Insgesamt ist das Holdingmodell wie schon sein Vorgänger darauf ausgerichtet, die Gewinne zu privatisieren und die Kosten zu sozialisieren. Die Risiken tragen primär die Länder und die Steuerzahler. Die Länder sehen sich politisch genötigt, wegbrechende Fernverkehre durch Bestellungen im Schienenpersonennahverkehr (SPNV) zumindest partiell zu kompensieren; zudem finanzieren sie den Löwenanteil der Infrastrukturkosten, ohne hierauf Einfluss zu haben. Der Steuerzahler springt dann ein, wenn der Bund auf die Dividende verzichtet und der Bund auf Druck des Investors zusätzliche Mittel einspeisen muss.

Da das Renditeinteresse im Holdingmodell sich allein auf die Transportebene verlagert, ist davon auszugehen, dass die EVU der DB AG nicht länger bereit sind, den EIU über Umlagen sogenannte Eigenmittel zukommen zu lassen. Die Eigenmittelquote sinkt, im Ergebnis dürfte das System nach der Privatisierung staatslastiger denn je werden.

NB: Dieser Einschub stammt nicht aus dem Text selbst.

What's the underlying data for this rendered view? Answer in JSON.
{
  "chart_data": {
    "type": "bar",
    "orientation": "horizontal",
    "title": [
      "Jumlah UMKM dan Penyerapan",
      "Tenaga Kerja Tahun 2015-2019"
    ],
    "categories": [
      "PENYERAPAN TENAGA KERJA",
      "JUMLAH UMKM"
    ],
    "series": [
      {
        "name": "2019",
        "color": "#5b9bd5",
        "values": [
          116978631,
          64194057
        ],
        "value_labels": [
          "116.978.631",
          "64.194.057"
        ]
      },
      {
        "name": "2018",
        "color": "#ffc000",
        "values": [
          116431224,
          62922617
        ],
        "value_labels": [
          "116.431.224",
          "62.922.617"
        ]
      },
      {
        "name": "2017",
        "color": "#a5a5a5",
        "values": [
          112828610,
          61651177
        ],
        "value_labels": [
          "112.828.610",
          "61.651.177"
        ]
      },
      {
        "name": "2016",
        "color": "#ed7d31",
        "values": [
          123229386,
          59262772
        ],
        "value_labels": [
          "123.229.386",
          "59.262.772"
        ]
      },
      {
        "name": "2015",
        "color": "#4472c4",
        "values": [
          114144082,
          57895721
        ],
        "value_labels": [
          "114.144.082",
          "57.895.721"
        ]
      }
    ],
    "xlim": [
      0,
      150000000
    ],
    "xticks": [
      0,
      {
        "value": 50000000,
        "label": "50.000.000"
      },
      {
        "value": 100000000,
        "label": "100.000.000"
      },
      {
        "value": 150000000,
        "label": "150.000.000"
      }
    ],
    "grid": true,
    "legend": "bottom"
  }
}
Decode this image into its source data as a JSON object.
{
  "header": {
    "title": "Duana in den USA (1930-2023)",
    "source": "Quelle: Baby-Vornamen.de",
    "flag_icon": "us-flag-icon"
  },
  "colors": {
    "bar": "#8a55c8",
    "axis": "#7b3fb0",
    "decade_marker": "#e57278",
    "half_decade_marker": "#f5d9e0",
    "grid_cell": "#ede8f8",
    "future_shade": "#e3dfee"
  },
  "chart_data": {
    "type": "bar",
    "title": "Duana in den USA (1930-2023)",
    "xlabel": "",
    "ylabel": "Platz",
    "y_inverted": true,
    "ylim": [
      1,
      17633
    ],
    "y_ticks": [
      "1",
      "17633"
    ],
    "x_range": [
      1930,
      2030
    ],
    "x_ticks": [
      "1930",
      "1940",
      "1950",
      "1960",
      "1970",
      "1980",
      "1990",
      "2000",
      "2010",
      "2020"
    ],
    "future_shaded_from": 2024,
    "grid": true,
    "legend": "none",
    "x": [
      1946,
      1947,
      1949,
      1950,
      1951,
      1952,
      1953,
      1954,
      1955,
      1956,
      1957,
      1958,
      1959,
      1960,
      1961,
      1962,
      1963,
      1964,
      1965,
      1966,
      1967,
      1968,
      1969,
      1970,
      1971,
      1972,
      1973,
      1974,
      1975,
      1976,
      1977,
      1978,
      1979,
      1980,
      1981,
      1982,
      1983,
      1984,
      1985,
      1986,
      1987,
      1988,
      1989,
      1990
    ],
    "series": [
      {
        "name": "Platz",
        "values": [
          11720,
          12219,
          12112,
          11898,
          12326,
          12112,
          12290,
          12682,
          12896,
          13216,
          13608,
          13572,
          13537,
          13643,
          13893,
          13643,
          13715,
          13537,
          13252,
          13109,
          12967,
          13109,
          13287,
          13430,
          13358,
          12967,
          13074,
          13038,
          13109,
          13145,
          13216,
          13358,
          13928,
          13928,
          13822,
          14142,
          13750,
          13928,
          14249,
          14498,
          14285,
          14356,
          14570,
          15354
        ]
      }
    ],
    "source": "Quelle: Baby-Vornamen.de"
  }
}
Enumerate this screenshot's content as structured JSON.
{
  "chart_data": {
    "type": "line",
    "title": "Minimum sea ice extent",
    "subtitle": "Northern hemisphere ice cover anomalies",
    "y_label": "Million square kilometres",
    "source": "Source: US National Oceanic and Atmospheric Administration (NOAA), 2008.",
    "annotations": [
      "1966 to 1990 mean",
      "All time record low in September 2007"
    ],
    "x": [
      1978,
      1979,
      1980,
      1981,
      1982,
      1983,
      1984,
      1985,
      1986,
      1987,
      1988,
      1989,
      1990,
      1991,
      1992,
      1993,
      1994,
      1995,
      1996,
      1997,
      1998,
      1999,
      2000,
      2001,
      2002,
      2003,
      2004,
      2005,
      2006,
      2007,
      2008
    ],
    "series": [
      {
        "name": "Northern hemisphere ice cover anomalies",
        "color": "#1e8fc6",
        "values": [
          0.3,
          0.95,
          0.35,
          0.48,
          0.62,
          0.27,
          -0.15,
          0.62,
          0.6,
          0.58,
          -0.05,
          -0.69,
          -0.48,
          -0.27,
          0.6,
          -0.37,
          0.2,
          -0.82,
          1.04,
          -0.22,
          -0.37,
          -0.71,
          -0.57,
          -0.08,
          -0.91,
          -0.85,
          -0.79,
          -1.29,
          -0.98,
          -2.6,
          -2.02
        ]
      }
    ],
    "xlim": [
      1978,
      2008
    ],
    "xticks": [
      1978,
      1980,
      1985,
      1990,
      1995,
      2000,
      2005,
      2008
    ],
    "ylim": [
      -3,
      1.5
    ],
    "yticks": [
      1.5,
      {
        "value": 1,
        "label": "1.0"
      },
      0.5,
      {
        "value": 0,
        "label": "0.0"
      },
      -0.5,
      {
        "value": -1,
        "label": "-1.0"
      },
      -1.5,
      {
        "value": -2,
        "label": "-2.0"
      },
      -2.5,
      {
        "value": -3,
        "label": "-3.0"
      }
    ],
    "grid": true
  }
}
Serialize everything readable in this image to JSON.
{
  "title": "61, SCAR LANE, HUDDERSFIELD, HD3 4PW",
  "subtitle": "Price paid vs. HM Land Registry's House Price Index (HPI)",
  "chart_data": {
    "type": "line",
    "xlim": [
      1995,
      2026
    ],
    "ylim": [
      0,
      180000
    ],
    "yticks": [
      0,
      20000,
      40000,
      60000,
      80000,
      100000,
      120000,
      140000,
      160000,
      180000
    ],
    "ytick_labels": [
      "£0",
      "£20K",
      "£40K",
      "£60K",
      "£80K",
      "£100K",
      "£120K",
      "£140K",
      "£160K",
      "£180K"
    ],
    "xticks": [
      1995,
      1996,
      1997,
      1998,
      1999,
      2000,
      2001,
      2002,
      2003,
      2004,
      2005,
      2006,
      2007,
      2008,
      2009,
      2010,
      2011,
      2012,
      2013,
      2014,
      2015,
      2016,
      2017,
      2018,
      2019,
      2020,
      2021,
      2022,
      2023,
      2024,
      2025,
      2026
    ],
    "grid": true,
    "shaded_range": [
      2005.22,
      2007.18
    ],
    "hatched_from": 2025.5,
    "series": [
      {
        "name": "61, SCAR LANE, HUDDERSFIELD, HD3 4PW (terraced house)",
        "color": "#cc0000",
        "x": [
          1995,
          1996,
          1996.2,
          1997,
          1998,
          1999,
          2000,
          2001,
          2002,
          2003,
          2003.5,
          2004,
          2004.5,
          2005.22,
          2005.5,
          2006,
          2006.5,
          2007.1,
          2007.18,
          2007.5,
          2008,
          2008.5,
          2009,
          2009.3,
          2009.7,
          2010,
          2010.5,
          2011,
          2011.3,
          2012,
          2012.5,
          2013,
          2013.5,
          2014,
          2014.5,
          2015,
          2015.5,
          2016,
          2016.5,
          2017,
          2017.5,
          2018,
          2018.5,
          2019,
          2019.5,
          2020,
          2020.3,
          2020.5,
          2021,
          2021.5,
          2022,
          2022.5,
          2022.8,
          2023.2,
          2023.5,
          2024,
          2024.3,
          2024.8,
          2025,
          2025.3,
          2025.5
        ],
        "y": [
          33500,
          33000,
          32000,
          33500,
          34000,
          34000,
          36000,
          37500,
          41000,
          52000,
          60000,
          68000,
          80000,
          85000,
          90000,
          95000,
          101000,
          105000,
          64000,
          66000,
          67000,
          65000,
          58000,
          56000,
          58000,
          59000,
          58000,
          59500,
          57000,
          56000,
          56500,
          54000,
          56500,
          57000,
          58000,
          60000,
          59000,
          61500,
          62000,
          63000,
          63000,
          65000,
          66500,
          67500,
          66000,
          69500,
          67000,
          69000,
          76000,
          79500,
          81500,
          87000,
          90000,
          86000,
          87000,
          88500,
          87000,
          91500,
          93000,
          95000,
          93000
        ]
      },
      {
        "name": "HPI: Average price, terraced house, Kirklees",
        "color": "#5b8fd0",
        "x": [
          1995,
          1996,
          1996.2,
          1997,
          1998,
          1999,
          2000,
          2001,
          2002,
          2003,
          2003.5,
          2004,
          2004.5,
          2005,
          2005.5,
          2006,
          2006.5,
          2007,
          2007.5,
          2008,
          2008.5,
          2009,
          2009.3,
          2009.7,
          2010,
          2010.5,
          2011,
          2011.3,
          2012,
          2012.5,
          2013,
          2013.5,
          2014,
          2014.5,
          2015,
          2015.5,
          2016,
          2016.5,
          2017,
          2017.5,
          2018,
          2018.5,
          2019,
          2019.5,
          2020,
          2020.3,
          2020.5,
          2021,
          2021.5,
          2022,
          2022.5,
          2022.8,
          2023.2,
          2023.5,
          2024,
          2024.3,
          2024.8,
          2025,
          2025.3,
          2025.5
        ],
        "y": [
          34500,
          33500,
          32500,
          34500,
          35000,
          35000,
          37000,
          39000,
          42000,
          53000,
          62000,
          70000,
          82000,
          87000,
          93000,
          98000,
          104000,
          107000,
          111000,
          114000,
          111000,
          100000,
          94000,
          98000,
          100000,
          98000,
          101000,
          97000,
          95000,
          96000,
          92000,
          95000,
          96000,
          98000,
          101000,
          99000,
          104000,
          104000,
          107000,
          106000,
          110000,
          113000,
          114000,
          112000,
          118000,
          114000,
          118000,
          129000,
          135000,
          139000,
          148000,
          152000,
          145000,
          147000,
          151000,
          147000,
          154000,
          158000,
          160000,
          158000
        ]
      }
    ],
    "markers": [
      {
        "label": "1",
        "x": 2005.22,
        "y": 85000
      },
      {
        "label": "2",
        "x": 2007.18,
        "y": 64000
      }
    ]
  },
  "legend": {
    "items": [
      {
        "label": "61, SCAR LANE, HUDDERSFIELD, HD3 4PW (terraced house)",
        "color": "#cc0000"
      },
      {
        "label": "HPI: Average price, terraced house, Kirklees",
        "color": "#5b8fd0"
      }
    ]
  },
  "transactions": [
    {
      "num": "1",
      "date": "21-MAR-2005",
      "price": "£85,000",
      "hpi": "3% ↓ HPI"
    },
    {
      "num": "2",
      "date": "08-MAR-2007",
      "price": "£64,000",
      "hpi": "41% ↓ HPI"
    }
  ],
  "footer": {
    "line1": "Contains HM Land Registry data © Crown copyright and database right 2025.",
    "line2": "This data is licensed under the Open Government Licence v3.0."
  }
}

Das Holdingmodell schneidet in der verkehrspolitischen Analyse bedeutend besser ab als das Eigentumsmodell, weil die Schieneninfrastruktur nicht unter unmittelbaren Renditedruck gerät. Es ist grundsätzlich reversibel und weiterentwicklungsfähig. Dennoch ist es in seiner geplanten Ausformung - soweit bekannt - weit davon entfernt, ein Gütesiegel zu verdienen.

Der tiefer liegende Grund für die skizzierten Schwächen ist die fortgesetzte Weigerung der Bundesregierung, an erster Stelle ihren originären Auftrag zu erfüllen, das heißt nach verkehrspolitischen Erwägungen mit dem Fokus auf der Schienenverkehrsbranche zu handeln. Stattdessen wird alles dem Ziel untergeordnet, das Unternehmen DB AG als nationalen Champion aufzustellen. Eine solche Privatisierung ist als "unstrukturiert" zu bezeichnen, weil sie nicht vom Markt her ansetzt, sondern von einem einzelnen Spieler, ohne die Folgen umfassend zu überdenken.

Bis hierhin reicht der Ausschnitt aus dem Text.